Now, on to some science – new technology, it seems, might make brain implants practical. Not surprisingly, this news comes out of MIT. Excerpt:
Researchers at Harvard Medical School will use a new kind of implant that will go beneath the skull but can rest on the surface of an animal’s brain, instead of penetrating inside the organ. An array of microscopic coils inside the hair-like device can generate powerful, highly targeted magnetic fields to induce electrical activity at particular locations in the brain tissue underneath. The implant will also be tested when placed inside brain tissue.

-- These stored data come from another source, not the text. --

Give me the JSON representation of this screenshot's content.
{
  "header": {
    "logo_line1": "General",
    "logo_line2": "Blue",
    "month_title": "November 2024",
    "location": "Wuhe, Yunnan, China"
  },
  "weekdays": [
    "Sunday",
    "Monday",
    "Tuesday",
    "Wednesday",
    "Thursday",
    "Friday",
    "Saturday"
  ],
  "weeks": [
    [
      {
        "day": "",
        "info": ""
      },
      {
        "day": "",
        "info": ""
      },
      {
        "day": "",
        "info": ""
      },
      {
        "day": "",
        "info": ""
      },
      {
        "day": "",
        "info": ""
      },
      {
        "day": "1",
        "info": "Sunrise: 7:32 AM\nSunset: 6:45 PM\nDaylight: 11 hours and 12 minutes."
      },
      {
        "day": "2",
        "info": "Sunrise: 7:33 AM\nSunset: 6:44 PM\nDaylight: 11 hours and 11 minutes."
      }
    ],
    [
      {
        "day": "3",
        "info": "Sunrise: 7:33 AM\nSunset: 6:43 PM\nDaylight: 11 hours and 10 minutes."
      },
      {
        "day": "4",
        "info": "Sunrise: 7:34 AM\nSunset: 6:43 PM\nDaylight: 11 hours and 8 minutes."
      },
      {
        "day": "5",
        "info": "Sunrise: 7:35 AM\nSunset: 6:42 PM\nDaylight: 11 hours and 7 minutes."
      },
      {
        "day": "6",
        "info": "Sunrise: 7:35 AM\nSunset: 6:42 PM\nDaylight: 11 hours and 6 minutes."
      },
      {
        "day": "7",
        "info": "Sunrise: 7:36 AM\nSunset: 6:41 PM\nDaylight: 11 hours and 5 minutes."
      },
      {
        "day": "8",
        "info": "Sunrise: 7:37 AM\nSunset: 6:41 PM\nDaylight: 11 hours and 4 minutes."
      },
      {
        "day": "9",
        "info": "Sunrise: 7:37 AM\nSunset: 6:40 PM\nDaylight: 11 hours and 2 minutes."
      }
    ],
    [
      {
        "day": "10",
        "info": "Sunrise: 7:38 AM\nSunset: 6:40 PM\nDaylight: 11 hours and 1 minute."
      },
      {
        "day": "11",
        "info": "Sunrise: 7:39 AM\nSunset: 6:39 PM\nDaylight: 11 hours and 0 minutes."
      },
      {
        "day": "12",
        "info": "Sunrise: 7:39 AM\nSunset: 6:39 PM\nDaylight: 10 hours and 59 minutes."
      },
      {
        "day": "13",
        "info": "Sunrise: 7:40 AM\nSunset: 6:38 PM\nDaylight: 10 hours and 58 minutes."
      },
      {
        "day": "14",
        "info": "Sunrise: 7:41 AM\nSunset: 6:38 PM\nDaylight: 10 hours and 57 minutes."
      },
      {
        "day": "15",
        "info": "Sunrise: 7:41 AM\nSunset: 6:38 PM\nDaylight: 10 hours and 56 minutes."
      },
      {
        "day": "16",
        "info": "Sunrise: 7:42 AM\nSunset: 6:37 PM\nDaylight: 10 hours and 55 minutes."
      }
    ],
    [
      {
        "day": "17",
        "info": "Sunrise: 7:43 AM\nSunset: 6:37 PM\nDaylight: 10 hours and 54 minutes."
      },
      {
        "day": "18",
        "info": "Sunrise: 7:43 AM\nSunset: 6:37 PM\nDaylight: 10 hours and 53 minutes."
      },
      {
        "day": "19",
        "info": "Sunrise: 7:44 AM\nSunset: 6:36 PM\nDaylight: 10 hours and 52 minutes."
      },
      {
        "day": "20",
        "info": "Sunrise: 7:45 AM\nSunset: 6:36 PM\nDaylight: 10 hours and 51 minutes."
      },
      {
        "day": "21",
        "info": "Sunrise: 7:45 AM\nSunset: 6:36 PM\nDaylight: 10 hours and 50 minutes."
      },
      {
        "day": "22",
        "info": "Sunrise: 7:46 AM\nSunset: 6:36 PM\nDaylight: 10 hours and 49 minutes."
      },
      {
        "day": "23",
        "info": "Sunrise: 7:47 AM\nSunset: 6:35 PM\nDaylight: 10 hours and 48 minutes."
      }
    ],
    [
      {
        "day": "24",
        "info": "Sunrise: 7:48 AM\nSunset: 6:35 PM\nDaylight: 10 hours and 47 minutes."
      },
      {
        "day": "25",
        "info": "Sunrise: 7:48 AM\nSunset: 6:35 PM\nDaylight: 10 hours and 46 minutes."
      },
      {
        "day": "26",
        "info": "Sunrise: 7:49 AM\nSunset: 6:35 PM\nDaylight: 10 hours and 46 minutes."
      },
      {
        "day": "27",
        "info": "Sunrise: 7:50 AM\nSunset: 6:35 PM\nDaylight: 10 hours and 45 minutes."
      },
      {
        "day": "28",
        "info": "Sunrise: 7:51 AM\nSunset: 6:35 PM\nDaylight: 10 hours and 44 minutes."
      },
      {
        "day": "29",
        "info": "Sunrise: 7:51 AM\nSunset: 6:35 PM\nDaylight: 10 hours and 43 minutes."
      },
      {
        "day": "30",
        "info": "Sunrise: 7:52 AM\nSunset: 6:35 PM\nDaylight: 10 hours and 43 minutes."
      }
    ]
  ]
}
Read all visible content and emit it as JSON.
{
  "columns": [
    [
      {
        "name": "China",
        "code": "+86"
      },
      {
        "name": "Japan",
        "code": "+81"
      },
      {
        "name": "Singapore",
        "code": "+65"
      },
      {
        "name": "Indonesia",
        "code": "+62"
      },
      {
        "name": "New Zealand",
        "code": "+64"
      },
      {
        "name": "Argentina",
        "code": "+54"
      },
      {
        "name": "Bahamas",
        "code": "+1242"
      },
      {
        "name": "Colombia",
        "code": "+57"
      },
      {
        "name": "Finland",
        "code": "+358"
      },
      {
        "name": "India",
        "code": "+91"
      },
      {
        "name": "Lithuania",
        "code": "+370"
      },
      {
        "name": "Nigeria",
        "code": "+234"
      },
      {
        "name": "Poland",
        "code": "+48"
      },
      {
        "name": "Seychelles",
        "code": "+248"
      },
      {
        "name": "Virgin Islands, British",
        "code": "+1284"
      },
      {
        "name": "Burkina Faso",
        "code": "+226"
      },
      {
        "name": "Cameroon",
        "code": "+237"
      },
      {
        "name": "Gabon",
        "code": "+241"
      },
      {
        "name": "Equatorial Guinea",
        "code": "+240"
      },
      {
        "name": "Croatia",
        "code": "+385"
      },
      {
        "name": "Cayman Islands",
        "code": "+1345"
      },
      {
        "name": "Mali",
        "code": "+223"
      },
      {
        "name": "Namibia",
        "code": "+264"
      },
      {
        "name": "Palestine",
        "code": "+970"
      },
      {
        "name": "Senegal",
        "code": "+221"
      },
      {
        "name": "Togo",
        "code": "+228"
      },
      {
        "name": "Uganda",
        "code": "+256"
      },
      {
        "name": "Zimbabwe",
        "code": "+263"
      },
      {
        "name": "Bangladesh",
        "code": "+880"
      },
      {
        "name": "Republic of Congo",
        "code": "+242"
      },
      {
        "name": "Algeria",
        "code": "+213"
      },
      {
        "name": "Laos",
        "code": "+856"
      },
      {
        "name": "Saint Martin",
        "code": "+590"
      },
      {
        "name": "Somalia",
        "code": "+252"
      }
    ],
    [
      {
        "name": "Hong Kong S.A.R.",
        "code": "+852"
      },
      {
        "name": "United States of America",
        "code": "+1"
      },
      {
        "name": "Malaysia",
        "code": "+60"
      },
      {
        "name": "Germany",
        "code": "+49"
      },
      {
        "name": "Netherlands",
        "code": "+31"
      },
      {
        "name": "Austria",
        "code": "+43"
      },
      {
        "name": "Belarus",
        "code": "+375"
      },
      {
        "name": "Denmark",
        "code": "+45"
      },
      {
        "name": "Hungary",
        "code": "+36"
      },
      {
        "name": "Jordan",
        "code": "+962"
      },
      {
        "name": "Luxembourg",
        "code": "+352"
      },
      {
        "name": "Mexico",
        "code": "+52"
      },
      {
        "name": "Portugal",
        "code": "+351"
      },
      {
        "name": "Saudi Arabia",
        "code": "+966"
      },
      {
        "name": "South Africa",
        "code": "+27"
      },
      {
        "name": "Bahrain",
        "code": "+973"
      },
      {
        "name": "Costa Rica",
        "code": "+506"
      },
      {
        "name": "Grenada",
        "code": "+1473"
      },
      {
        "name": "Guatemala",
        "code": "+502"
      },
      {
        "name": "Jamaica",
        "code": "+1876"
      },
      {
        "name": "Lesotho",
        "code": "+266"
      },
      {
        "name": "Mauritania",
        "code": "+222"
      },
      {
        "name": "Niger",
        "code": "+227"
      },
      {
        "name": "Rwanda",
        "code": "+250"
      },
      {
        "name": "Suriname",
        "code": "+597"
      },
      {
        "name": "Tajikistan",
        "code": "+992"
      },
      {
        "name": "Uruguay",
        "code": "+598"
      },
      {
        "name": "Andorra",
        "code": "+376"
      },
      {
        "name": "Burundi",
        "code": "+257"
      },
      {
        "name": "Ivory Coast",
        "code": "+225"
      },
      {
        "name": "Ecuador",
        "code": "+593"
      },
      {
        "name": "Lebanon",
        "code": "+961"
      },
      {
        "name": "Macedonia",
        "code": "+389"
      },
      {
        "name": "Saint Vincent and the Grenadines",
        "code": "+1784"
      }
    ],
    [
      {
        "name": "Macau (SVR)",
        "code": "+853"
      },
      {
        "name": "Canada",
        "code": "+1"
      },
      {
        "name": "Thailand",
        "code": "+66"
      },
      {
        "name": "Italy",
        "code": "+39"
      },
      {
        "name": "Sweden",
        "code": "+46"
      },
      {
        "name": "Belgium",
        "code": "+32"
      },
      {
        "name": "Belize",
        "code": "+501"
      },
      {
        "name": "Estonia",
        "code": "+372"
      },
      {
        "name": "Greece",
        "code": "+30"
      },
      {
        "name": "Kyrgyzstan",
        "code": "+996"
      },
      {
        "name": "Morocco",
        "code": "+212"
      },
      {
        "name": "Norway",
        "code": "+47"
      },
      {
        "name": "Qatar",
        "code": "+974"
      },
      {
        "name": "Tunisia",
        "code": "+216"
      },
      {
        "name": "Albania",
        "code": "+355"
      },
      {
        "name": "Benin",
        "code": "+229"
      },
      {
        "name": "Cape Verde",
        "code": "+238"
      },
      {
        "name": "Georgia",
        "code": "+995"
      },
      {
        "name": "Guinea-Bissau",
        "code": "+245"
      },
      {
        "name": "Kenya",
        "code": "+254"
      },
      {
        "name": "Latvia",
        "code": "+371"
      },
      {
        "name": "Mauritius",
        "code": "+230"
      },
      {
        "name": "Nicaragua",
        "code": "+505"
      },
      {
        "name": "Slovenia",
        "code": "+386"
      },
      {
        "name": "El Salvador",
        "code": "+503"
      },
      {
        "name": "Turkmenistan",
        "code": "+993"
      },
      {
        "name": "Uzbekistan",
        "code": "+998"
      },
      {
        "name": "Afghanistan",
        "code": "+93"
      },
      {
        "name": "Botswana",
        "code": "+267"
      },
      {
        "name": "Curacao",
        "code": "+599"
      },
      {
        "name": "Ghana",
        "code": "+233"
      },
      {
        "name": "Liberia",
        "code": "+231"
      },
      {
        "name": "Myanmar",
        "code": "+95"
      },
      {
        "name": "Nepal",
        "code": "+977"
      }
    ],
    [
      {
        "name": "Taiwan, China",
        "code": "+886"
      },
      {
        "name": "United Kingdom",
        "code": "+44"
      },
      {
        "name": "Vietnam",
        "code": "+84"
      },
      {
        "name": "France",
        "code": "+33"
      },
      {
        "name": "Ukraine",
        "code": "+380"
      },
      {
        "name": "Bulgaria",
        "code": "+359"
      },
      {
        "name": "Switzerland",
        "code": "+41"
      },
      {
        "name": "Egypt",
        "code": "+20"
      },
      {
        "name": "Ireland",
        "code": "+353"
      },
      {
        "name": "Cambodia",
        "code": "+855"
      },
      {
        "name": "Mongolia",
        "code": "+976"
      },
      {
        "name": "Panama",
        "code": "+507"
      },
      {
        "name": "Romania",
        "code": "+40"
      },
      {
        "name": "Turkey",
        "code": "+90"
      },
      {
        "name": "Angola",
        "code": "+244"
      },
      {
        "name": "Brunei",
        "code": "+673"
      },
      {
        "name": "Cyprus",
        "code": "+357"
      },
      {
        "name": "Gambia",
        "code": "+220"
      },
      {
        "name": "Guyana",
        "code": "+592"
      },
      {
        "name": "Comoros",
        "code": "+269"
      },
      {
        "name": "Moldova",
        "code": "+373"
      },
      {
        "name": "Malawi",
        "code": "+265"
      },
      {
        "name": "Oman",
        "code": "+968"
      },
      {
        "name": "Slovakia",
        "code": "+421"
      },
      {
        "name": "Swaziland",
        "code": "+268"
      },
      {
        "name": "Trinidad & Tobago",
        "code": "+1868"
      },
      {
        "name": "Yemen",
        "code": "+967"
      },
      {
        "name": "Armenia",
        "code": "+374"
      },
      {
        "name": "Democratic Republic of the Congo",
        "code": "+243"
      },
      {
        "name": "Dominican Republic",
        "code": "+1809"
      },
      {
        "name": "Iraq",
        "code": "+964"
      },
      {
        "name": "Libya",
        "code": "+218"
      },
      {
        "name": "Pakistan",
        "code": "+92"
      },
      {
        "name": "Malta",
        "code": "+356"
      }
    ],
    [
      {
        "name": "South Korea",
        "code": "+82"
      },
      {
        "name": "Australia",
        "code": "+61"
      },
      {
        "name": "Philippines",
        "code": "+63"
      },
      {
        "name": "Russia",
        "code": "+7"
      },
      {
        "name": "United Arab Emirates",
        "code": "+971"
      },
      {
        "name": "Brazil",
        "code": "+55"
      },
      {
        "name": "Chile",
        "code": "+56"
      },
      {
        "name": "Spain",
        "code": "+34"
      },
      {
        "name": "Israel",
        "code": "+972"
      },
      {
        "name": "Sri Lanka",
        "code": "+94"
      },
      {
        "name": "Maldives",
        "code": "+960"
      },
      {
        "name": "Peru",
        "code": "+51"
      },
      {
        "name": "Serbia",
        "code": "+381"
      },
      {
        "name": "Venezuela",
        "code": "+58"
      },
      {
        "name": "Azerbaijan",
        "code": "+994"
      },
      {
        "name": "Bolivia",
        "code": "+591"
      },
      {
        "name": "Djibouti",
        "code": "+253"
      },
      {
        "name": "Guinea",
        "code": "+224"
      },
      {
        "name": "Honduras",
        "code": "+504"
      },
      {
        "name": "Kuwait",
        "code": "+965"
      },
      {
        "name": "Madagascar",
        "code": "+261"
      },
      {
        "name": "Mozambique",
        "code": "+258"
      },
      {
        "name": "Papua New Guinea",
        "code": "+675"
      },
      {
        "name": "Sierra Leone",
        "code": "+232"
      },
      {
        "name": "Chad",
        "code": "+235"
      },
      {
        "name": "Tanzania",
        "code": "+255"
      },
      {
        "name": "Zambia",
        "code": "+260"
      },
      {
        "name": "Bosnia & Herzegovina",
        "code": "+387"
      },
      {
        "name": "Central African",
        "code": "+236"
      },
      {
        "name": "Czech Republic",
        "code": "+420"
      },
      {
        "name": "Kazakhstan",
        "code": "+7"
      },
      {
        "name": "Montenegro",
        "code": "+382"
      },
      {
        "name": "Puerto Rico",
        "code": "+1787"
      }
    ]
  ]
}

The device will be used to stimulate the visual cortex of the monkeys to try and re-create the activity normally triggered by signals from the eyes—creating the sensation of sight without the eyes’ input. Ultimately, the goal is to use the implant to convert signals from a camera into brain activity. Unlike conventional electrodes, the coils’ effectiveness shouldn’t degrade over time. Magnetic fields aren’t impeded by tissue forming around an implant as electric currents are.
I’m certain this tech will never be used for nefarious purposes, of course.
While this technology might (literally!) allow the deaf to hear and the blind to see, it’s unclear whether it could be used to, say, restore motor functions. I would tend to think it’s possible, but back when I studied biology my area of focus was behavior, not neurology, so I will be the first to admit my understanding here is limited.
Still. It’s an amazing modern era we live in. At least in the Western world, it is; large parts of the globe are still struggling out of the Dark Ages.
Maybe we can come up with a brain implant for that?